When the stems begin to snap, it’s time to trim up your head stash. It’s best to trim your buds over a screen, which will allow you to capture the trichome heads. This is known as dry sift hash or kief, and it is an excellent reward for the grower. There are many different types of screens available on the market, including a product called the Trim Bin by Harvest More, which has a screen built in on the bottom and is perfect for collecting hash.
Once your buds are trimmed, you should then store them in a cool, dark place in glass mason jars. It’s best to burp these jars daily, which means opening them up for a few minutes at a time. Once you’ve done this for a few days, your buds should be at an ideal moisture level and ready to smoke.
The Future of Home Growing
It is always interesting to look ahead and see what the future holds for the home grower. Based on how technology has developed, specifically in the form of self-contained, app-controlled growrooms, the future is here. There are even small tabletop units being sold at stores like Ikea for small herb gardens. These boxes could be the future for home growers and hobbyists as they democratize the process of growing cannabis, putting it within the reach of the average person.
A new unit geared specifically to discreet, indoor home cultivation has come on the market. The Cloudponics GroBox is 24 inches deep, 31 inches wide and 6 feet tall. It fits seamlessly into a living room or kitchen and can hold 1-6 plants. The heart of the unit is an advanced aeroponics system that is controlled by a computer, which monitors the temperature, humidity and nutrients and keeps the light schedule.
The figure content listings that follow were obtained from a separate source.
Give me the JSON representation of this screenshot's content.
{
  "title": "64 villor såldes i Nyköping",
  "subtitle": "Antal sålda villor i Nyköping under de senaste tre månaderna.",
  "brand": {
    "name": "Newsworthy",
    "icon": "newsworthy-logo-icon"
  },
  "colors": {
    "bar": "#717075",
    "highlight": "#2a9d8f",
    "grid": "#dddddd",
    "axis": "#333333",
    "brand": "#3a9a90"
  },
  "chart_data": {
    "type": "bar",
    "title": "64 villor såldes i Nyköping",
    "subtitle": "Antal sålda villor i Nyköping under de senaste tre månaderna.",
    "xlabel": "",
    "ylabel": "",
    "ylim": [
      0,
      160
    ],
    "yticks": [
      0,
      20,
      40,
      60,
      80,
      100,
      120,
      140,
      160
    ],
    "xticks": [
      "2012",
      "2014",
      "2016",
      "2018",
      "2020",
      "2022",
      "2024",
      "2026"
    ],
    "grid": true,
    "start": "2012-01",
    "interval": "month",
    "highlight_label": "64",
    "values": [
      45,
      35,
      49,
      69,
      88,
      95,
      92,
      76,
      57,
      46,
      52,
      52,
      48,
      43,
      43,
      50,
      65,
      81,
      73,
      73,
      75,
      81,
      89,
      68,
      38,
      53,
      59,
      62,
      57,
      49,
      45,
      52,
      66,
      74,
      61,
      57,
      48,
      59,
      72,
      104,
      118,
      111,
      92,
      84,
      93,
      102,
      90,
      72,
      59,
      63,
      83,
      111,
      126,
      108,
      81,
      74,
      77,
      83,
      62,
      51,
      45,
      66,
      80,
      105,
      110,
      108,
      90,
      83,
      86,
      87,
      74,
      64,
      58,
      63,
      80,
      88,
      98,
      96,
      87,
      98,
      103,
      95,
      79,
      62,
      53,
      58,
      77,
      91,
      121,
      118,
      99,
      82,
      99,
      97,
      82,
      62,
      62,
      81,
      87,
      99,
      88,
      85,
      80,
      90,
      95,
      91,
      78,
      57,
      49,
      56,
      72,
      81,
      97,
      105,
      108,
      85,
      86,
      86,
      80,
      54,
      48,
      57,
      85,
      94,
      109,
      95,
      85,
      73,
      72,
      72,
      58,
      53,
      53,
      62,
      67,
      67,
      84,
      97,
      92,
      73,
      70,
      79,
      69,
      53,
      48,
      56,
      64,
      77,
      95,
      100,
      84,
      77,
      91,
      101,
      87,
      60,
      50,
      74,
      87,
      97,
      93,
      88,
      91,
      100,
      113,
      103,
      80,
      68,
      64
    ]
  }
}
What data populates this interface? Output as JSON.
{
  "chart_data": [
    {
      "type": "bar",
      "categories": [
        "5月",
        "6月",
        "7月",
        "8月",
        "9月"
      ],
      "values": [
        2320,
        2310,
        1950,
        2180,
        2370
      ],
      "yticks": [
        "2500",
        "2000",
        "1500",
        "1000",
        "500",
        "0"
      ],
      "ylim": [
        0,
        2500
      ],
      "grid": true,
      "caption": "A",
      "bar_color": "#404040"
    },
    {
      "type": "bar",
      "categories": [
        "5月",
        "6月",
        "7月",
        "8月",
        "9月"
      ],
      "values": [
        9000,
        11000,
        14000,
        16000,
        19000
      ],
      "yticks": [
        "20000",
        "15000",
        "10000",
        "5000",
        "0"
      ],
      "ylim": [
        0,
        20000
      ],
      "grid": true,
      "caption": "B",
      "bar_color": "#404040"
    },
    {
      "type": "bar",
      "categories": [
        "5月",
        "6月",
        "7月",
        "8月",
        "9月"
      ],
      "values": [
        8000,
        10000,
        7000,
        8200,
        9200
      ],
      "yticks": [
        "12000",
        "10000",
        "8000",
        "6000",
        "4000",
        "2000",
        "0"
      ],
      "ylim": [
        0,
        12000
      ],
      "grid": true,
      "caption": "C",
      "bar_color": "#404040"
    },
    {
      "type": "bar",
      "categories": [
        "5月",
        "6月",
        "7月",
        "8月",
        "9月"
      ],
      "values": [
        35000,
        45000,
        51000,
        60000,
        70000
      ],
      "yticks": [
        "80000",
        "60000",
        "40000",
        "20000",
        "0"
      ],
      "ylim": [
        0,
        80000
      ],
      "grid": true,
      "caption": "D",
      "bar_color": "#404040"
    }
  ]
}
This computer, in turn, is connected via an app to your phone.
This connectivity gives even a new grower a leg up as the environment is controlled automatically. Normally, buds coming out of such boxes have been disappointing, but in our test case it appears improvements have aided in turning the corner. As a result of the dosing computer, the hydroponic setup, airflow and lighting, the buds actually had a solid structure to them. The flowers were produced by a grower with limited experience, which goes to show that with the right setup, a proper hydroponic system with exacting environmental controls can really produce a quality harvest. Newer grow boxes like these will take a lot of guesswork out of growing moving forward.